Performing the Contraction Stress Test
- The mom should be taught about breathing and relaxation techniques.
- The mom’s blood pressure and the Fetal Heart Rates are both recorded before the test as baseline values.
- After the mom empties her bladder, she is placed in a semi-Fowler’s position and tilted slightly to one side to avoid vena caval compression by the enlarged uterus.
- Mom’s blood pressure should be checked every 10 minutes to avoid hypotension, which may cause diminished placental blood flow and a false-positive test result.
- Fetal heart tones need to be recorded by placing an external fetal monitor over the mom’s abdomen. An external tocodynamometer is also attached to the abdomen at the fundal region to monitor uterine contractions.
- The output of both the fetal heart tones and uterine contractions are recorded on a two-channel strip recorder.
- Both of the baseline Fetal Heart Rate and the uterine activity are monitored for 20 minutes.
- If uterine contractions are detected during the pretest 20 minutes period, oxytocin withheld and the response of the fetal heart tone to spontaneous uterine contractions is monitored.
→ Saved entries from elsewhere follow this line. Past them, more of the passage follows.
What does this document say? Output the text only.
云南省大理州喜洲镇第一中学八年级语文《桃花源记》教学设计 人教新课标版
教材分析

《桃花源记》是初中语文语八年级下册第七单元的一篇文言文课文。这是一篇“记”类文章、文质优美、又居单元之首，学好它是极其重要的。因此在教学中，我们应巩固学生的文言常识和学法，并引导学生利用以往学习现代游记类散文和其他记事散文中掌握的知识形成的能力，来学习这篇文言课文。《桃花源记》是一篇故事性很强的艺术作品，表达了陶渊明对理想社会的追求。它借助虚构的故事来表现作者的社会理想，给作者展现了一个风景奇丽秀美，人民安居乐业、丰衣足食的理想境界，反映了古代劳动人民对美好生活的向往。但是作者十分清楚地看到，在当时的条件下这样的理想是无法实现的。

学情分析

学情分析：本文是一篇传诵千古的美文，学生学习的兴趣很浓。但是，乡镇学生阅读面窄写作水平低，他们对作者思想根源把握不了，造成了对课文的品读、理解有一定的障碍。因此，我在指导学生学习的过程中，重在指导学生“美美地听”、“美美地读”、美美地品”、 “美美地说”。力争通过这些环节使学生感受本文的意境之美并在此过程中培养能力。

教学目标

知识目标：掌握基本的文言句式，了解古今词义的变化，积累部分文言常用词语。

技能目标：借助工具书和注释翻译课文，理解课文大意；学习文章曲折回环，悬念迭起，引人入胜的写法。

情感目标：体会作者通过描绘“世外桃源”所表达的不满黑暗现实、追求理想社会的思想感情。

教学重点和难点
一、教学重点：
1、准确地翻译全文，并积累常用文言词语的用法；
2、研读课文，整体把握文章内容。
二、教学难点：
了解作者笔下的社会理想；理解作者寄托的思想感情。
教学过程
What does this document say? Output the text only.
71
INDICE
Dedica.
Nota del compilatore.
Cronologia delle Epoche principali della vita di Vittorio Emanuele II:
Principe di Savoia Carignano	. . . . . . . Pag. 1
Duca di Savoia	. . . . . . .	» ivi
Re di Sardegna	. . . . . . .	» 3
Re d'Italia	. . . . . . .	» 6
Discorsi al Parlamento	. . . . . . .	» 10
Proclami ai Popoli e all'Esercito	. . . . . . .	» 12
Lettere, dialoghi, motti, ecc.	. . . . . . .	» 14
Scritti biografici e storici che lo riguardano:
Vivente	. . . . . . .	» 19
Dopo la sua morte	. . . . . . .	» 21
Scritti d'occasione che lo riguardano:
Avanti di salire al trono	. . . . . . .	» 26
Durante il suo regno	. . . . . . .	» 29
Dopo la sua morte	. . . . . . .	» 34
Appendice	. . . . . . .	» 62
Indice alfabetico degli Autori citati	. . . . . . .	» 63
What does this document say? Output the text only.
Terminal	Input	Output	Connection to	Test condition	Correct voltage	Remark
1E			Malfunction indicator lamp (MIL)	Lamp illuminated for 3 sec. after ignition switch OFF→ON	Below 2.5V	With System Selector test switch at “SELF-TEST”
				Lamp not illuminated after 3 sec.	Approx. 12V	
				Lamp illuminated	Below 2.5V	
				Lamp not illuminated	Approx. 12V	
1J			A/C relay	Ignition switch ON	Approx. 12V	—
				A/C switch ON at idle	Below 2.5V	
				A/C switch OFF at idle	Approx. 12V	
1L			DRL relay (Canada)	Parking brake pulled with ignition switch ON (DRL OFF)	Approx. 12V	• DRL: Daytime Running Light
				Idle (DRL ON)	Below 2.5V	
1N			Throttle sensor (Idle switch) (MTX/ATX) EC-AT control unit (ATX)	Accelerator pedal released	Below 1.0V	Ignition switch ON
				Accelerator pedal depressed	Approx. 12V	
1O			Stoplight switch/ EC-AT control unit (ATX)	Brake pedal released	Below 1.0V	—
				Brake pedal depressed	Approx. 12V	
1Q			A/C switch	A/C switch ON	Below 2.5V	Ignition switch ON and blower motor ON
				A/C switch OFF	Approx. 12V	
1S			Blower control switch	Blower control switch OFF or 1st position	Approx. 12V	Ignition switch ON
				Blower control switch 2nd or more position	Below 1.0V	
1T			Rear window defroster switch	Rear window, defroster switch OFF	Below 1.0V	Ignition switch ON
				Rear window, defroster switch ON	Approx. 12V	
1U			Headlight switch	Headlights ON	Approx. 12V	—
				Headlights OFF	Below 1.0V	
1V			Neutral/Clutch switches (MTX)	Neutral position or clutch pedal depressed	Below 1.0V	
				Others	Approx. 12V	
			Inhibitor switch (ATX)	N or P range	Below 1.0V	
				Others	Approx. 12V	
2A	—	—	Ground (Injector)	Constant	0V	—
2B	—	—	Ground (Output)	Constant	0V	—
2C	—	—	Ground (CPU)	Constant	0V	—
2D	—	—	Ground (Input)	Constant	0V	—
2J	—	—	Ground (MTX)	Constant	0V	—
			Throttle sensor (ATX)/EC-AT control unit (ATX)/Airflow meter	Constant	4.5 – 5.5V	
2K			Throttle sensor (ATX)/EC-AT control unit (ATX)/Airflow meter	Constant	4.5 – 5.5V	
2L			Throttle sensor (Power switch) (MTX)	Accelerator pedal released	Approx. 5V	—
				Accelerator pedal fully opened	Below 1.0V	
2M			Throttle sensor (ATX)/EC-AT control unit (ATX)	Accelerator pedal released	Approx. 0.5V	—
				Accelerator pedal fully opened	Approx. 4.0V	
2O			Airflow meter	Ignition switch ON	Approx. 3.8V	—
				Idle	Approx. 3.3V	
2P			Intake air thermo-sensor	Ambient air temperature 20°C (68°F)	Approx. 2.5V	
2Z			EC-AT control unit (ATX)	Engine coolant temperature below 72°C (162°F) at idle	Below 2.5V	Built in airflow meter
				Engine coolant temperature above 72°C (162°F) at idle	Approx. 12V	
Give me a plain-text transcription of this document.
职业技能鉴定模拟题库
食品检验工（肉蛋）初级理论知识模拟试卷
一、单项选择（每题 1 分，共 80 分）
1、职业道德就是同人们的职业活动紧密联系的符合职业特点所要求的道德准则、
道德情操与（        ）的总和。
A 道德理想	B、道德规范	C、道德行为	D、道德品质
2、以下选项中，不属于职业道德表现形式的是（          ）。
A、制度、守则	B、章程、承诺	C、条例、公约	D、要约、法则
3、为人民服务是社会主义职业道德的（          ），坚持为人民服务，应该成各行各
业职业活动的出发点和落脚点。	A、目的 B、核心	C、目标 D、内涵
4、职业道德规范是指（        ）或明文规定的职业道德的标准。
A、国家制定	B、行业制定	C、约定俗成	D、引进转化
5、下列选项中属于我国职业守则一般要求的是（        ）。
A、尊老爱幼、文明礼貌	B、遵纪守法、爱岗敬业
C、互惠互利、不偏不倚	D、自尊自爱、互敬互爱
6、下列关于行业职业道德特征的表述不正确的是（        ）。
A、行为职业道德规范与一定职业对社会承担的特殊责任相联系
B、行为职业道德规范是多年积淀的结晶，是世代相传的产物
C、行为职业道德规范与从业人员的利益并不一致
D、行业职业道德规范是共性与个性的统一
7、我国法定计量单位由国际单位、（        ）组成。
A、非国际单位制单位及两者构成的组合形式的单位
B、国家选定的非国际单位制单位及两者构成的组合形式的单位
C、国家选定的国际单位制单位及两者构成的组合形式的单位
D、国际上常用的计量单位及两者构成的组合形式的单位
- If no spontaneous uterine contractions occur, oxytocin (Pitocin) is administered by IV infusion pump.
- The rate of oxytocin infusion is increased until the mom is having moderate contractions, then the FHR pattern is recorded
- After the oxytocin infusion is discontinued, the FHR monitoring is proceeded for another 30 minutes until the uterine activity has returned to its preoxytocin state. The body metabolizes enough oxytocin in approximately 20 to 25 minutes.
Indication of Positive Contraction Stress Test
Fetoplacental Inadequacy: Any disease, trauma, or alteration in the fetoplacental unit will cause deceleration of the Fetal Heart Rate. This would include maternal causes, placental causes, or fetal diseases (or severe genetic defects).